How to setup environment

(Ensure you have installed the basic python3 environment)

# Install pytorch library if you do not already have it
$ pip3 install --user torch

# Install sklearn library if you do not already have it
$ pip3 install --user scikit-learn

Folders descriptions

document: a document Function_Description.md containing a description for each function, a README file with instructions on how to use the code, a Requirements.txt containing the used python3 library.

data: training, dev, test, configuration files and some extra files needed for models (e.g., vocabulary). For each model, one configuration file is provided(e.g., bow.config, bilstm.config).

src: source code.

How to use the classifier

Download all three folders and move to src folder.

$ cd src

Below are the training steps , every training needs a few minutes to complete.
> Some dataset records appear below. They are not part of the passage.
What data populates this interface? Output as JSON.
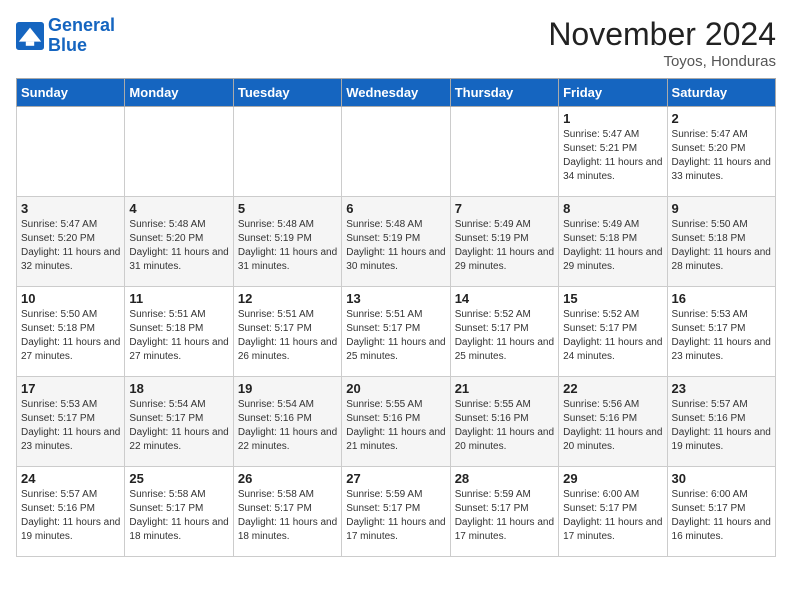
{
  "header": {
    "logo_line1": "General",
    "logo_line2": "Blue",
    "month": "November 2024",
    "location": "Toyos, Honduras"
  },
  "days_of_week": [
    "Sunday",
    "Monday",
    "Tuesday",
    "Wednesday",
    "Thursday",
    "Friday",
    "Saturday"
  ],
  "weeks": [
    [
      {
        "day": "",
        "info": ""
      },
      {
        "day": "",
        "info": ""
      },
      {
        "day": "",
        "info": ""
      },
      {
        "day": "",
        "info": ""
      },
      {
        "day": "",
        "info": ""
      },
      {
        "day": "1",
        "info": "Sunrise: 5:47 AM\nSunset: 5:21 PM\nDaylight: 11 hours and 34 minutes."
      },
      {
        "day": "2",
        "info": "Sunrise: 5:47 AM\nSunset: 5:20 PM\nDaylight: 11 hours and 33 minutes."
      }
    ],
    [
      {
        "day": "3",
        "info": "Sunrise: 5:47 AM\nSunset: 5:20 PM\nDaylight: 11 hours and 32 minutes."
      },
      {
        "day": "4",
        "info": "Sunrise: 5:48 AM\nSunset: 5:20 PM\nDaylight: 11 hours and 31 minutes."
      },
      {
        "day": "5",
        "info": "Sunrise: 5:48 AM\nSunset: 5:19 PM\nDaylight: 11 hours and 31 minutes."
      },
      {
        "day": "6",
        "info": "Sunrise: 5:48 AM\nSunset: 5:19 PM\nDaylight: 11 hours and 30 minutes."
      },
      {
        "day": "7",
        "info": "Sunrise: 5:49 AM\nSunset: 5:19 PM\nDaylight: 11 hours and 29 minutes."
      },
      {
        "day": "8",
        "info": "Sunrise: 5:49 AM\nSunset: 5:18 PM\nDaylight: 11 hours and 29 minutes."
      },
      {
        "day": "9",
        "info": "Sunrise: 5:50 AM\nSunset: 5:18 PM\nDaylight: 11 hours and 28 minutes."
      }
    ],
    [
      {
        "day": "10",
        "info": "Sunrise: 5:50 AM\nSunset: 5:18 PM\nDaylight: 11 hours and 27 minutes."
      },
      {
        "day": "11",
        "info": "Sunrise: 5:51 AM\nSunset: 5:18 PM\nDaylight: 11 hours and 27 minutes."
      },
      {
        "day": "12",
        "info": "Sunrise: 5:51 AM\nSunset: 5:17 PM\nDaylight: 11 hours and 26 minutes."
      },
      {
        "day": "13",
        "info": "Sunrise: 5:51 AM\nSunset: 5:17 PM\nDaylight: 11 hours and 25 minutes."
      },
      {
        "day": "14",
        "info": "Sunrise: 5:52 AM\nSunset: 5:17 PM\nDaylight: 11 hours and 25 minutes."
      },
      {
        "day": "15",
        "info": "Sunrise: 5:52 AM\nSunset: 5:17 PM\nDaylight: 11 hours and 24 minutes."
      },
      {
        "day": "16",
        "info": "Sunrise: 5:53 AM\nSunset: 5:17 PM\nDaylight: 11 hours and 23 minutes."
      }
    ],
    [
      {
        "day": "17",
        "info": "Sunrise: 5:53 AM\nSunset: 5:17 PM\nDaylight: 11 hours and 23 minutes."
      },
      {
        "day": "18",
        "info": "Sunrise: 5:54 AM\nSunset: 5:17 PM\nDaylight: 11 hours and 22 minutes."
      },
      {
        "day": "19",
        "info": "Sunrise: 5:54 AM\nSunset: 5:16 PM\nDaylight: 11 hours and 22 minutes."
      },
      {
        "day": "20",
        "info": "Sunrise: 5:55 AM\nSunset: 5:16 PM\nDaylight: 11 hours and 21 minutes."
      },
      {
        "day": "21",
        "info": "Sunrise: 5:55 AM\nSunset: 5:16 PM\nDaylight: 11 hours and 20 minutes."
      },
      {
        "day": "22",
        "info": "Sunrise: 5:56 AM\nSunset: 5:16 PM\nDaylight: 11 hours and 20 minutes."
      },
      {
        "day": "23",
        "info": "Sunrise: 5:57 AM\nSunset: 5:16 PM\nDaylight: 11 hours and 19 minutes."
      }
    ],
    [
      {
        "day": "24",
        "info": "Sunrise: 5:57 AM\nSunset: 5:16 PM\nDaylight: 11 hours and 19 minutes."
      },
      {
        "day": "25",
        "info": "Sunrise: 5:58 AM\nSunset: 5:17 PM\nDaylight: 11 hours and 18 minutes."
      },
      {
        "day": "26",
        "info": "Sunrise: 5:58 AM\nSunset: 5:17 PM\nDaylight: 11 hours and 18 minutes."
      },
      {
        "day": "27",
        "info": "Sunrise: 5:59 AM\nSunset: 5:17 PM\nDaylight: 11 hours and 17 minutes."
      },
      {
        "day": "28",
        "info": "Sunrise: 5:59 AM\nSunset: 5:17 PM\nDaylight: 11 hours and 17 minutes."
      },
      {
        "day": "29",
        "info": "Sunrise: 6:00 AM\nSunset: 5:17 PM\nDaylight: 11 hours and 17 minutes."
      },
      {
        "day": "30",
        "info": "Sunrise: 6:00 AM\nSunset: 5:17 PM\nDaylight: 11 hours and 16 minutes."
      }
    ]
  ]
}
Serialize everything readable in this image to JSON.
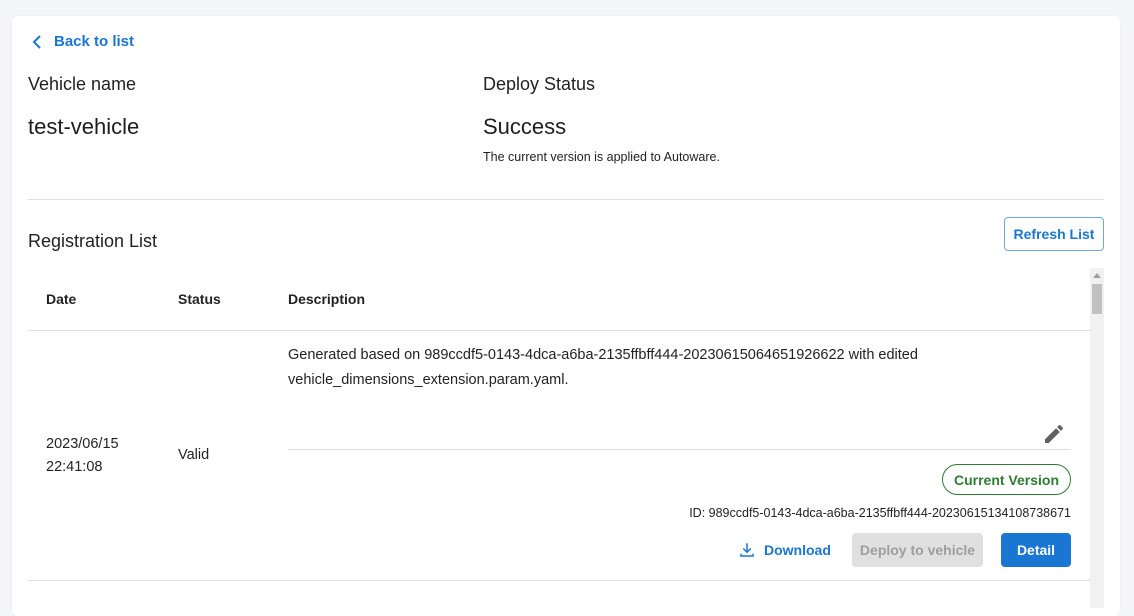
{
  "nav": {
    "back_label": "Back to list"
  },
  "vehicle": {
    "name_label": "Vehicle name",
    "name_value": "test-vehicle"
  },
  "deploy": {
    "status_label": "Deploy Status",
    "status_value": "Success",
    "status_message": "The current version is applied to Autoware."
  },
  "registration": {
    "title": "Registration List",
    "refresh_label": "Refresh List",
    "columns": [
      "Date",
      "Status",
      "Description"
    ],
    "rows": [
      {
        "date": "2023/06/15",
        "time": "22:41:08",
        "status": "Valid",
        "description_line1": "Generated based on 989ccdf5-0143-4dca-a6ba-2135ffbff444-20230615064651926622 with edited",
        "description_line2": "vehicle_dimensions_extension.param.yaml.",
        "badge": "Current Version",
        "id_text": "ID: 989ccdf5-0143-4dca-a6ba-2135ffbff444-20230615134108738671",
        "download_label": "Download",
        "deploy_label": "Deploy to vehicle",
        "detail_label": "Detail"
      }
    ]
  },
  "colors": {
    "accent": "#1976d2",
    "success": "#2e7d32",
    "disabled": "#e0e0e0"
  },
  "icons": [
    "chevron-left-icon",
    "pencil-icon",
    "download-icon"
  ]
}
# If you want to train the Bilstm model
$ python3 question_classifier.py --train --config '../data/bilstm.config'

# If you want to train the Bag of Words model
$ python3 question_classifier.py --train --config '../data/bow.config'

Below are the testing steps, REMEMBER you should run the corresponding training step of the classified model above firstly, and for the Ensemble model, you need to train both classified models firstly, i.e. training the Bilstm and Bow models at first, and then you are allowed to ensemble a model and test it.

# If you want to test the Bilstm model
$ python3 question_classifier.py --test --config '../data/bilstm.config'

# If you want to test the Bag of Words model
$ python3 question_classifier.py --test --config '../data/bow.config'

# If you want to test the ensemble model
$ python3 question_classifier.py --test --config '../data/ensemble.config'

How to adjust the parameters of both classifiers

Move to the data folder

$ cd data

Open the corresponding configuration file for bilstm and bow model and the below parameters are allowed to change.

## If pretrained is False, Randomly initialised word embeddings are set;
## If pretrained is True, Pre-trained word embeddings are set.
pretrained : True

## If freeze is false, model fine-tune the pre-trained word embeddings.
## If freeze is True, model freeze the pre-trained word embeddings.
freeze : True

## The number of training epochs setting for the model
epoch: 10

## The learning rate used for training the models.
lr_param: 0.02